End police brutality

Thirty-eight year old Sheldon Haleck died on March 16 after struggling with Honolulu police. After tasering the intoxicated man multiple times and pepper spraying him, officers handcuffed him while forcing him to the ground. He was unresponsive and pronounced dead that night, although the results from the autopsy were just obtained by Civil Beat earlier this week.

What’s wrong with this video goes far beyond excessive violence. It shows the harmful and unjustified actions of a person of authority — who is supposed to ensure security — on an unarmed civilian.

Excessive force in paradise

Instances of police brutality in the United States have recently caused a growing uproar from the public. Trayvon Martin, Michael Brown and Eric Garner are names you’ve probably heard of, and while these incidents struck places far from Hawai‘i, therecurring theme of unjustifiable police attacks has not overlooked O‘ahu. HPD officer Vincent Morre was recorded on security video Sept. 5 last year assaulting two bystanders after failing to find a suspect at a game room near Ala Moana. Morre throws a chair at one of the victims and kicks the other in the face.
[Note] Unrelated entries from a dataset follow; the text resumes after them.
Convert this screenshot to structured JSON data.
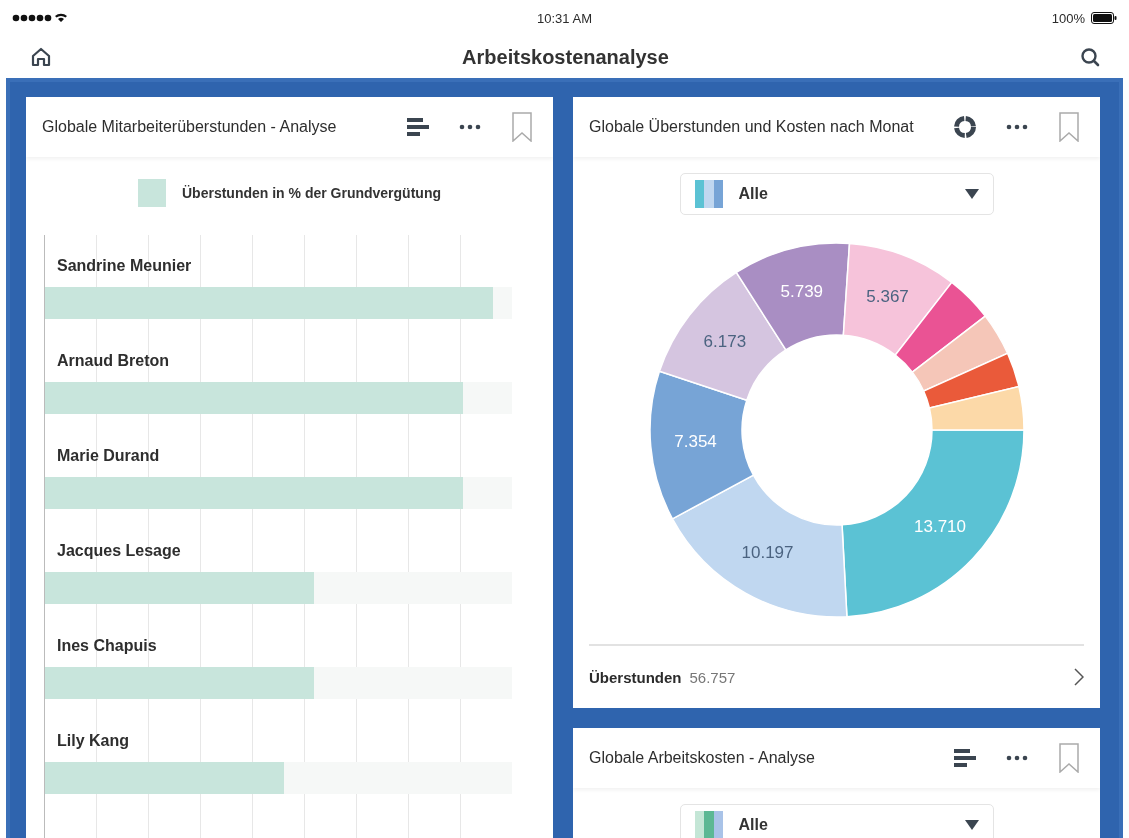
{
  "status_bar": {
    "time": "10:31 AM",
    "battery": "100%"
  },
  "nav": {
    "title": "Arbeitskostenanalyse"
  },
  "overtime_card": {
    "title": "Globale Mitarbeiterüberstunden - Analyse",
    "legend": "Überstunden in % der Grundvergütung",
    "rows": [
      {
        "name": "Sandrine Meunier",
        "level": 0.96
      },
      {
        "name": "Arnaud Breton",
        "level": 0.895
      },
      {
        "name": "Marie Durand",
        "level": 0.895
      },
      {
        "name": "Jacques Lesage",
        "level": 0.576
      },
      {
        "name": "Ines Chapuis",
        "level": 0.576
      },
      {
        "name": "Lily Kang",
        "level": 0.512
      }
    ]
  },
  "monthly_card": {
    "title": "Globale Überstunden und Kosten nach Monat",
    "filter": "Alle",
    "chart_data": {
      "type": "donut",
      "values": [
        13710,
        10197,
        7354,
        6173,
        5739,
        5367,
        2300,
        2100,
        1700,
        2117
      ],
      "colors": [
        "#5bc2d4",
        "#c0d7f0",
        "#77a4d6",
        "#d5c5e0",
        "#a98ec3",
        "#f6c3da",
        "#ea5394",
        "#f5c6b8",
        "#ea5a3a",
        "#fcd9a8"
      ],
      "value_labels": [
        "13.710",
        "10.197",
        "7.354",
        "6.173",
        "5.739",
        "5.367",
        null,
        null,
        null,
        null
      ]
    },
    "footer_label": "Überstunden",
    "footer_value": "56.757"
  },
  "cost_card": {
    "title": "Globale Arbeitskosten - Analyse",
    "filter": "Alle"
  }
}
*In May, Ka Leo published an op-ed calling for body cameras for officers. We can also lessen police brutality by encouraging the public to be adamant with their own video and photo coverage. It is a First Amendment right for citizens to record the police. Journalists and witnesses still run into the difficulty of being apprehended despite this right. However, we need to be resilient.

Incessant police violence should inspire and enrage both fellow officers and citizens. Under surveillance or not, officers should be people to run to, not from. What will we do in the face of danger if we’re more afraid of the cops than we are of the situation that called for their intervention?"